Une phrase publiée sur le site de Corsair a provoqué une vague de réactions à La Réunion. Dans un guide de voyage à destination des passagers souhaitant rejoindre Paris depuis l'île, la compagnie aérienne conseille de faire attention au « coût de la vie en métropole, bien supérieur à celui de l'île ». La formulation a rapidement circulé sur les réseaux sociaux, entre sarcasmes et incrédulité.
Les données disponibles racontent pourtant une tout autre histoire. D'après la dernière grande étude de l'Insee sur les écarts de prix entre La Réunion et l'Hexagone, les prix sont en moyenne 8,9 % plus élevés sur l'île qu'en métropole. Sur les produits alimentaires et les boissons non alcoolisées, l'écart grimpe à 37 %. Des chiffres qui alimentent depuis des années les débats locaux sur la vie chère, le Bouclier Qualité Prix ou les marges de la grande distribution.
La compagnie semble avoir confondu deux réalités bien distinctes. Passer quelques jours à Paris peut effectivement peser sur le budget d'un vacancier : hôtels, restaurants et sorties y affichent des tarifs souvent élevés. Mais le « coût de la vie » renvoie à autre chose — les dépenses du quotidien, courses, logement, transports, énergie. Sur ce terrain, les données publiques sont défavorables à La Réunion, pas à la métropole.

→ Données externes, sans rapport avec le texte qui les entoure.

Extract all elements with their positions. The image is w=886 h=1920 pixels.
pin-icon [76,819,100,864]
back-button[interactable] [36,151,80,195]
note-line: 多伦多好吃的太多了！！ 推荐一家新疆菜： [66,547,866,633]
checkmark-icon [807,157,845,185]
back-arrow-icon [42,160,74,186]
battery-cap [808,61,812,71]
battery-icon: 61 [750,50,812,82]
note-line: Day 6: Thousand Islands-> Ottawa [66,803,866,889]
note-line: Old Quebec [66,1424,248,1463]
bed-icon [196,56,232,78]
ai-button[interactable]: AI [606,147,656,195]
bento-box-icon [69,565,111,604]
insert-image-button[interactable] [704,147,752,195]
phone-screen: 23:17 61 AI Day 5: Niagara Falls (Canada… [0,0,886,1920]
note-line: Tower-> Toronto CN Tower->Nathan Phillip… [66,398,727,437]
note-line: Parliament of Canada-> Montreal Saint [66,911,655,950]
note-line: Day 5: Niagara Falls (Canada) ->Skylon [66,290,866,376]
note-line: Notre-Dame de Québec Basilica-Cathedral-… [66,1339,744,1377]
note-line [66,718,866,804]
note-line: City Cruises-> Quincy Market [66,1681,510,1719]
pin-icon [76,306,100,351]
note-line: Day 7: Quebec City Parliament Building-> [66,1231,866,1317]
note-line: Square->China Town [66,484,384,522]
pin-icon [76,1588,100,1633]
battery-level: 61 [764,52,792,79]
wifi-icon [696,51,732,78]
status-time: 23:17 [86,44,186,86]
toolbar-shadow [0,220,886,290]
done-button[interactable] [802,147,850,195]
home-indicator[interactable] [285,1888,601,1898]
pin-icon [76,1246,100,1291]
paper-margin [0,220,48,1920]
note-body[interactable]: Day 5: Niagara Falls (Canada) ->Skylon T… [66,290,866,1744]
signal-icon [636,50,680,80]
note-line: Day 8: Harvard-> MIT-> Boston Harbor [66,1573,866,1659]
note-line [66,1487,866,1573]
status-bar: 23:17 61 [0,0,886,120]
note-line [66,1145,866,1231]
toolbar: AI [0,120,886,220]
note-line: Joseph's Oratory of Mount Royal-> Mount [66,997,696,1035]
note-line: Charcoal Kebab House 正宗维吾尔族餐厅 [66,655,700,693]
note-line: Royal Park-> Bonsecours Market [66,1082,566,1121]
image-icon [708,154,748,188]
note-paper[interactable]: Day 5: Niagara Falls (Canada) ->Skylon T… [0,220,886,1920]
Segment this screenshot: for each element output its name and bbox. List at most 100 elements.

Sur Facebook, la capture d'écran a été largement partagée. « Un coup à se voir mis à l'index... », ironise-t-on. En quelques heures, les commentaires s'accumulent, entre éclats de rire et incompréhension. L'Insee rappelait encore récemment que l'inflation reste plus élevée à La Réunion qu'au niveau national, même si elle ralentit.

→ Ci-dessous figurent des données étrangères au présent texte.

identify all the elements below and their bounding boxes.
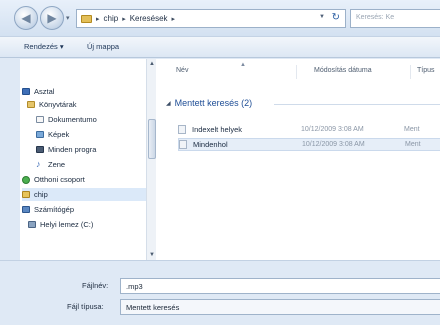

Écrire « prévoir un budget plus important pour votre séjour à Paris » n'aurait probablement suscité aucune réaction. Employer le terme « coût de la vie », sur l'un des sujets les plus sensibles pour les Réunionnais, a suffi à transformer une recommandation touristique en polémique.


8 commentaires
Une compagnie aérienne qui fait une erreur pareille sur un sujet aussi sensible, c'est un cours de gestion de crise à offrir à leur équipe com. Les 37% sur l'alimentaire, ça circule depuis des années, y'a aucune excuse pour publier ça sans vérifier. Alé !
On gère notre gîte depuis quatre ans maintenant et on entend souvent nos touristes métropolitains dire que c'est cher ici, surtout à la grande surface. Je comprends mieux pourquoi les locaux réagissent fort à cette phrase de Corsair. Est-ce que quelqu'un sait si la compagnie a répondu officiellement depuis ?
C'est le genre d'erreur qu'un simple ctrl+F sur les données INSEE aurait évitée. Mettre en ligne un truc pareil sans vérification basique, même un stagiaire dev te valide ça en deux minutes avec une recherche Google. La vraie vie chère ici c'est pas un bug, c'est du code legacy qu'on arrive pas à patcher depuis des années.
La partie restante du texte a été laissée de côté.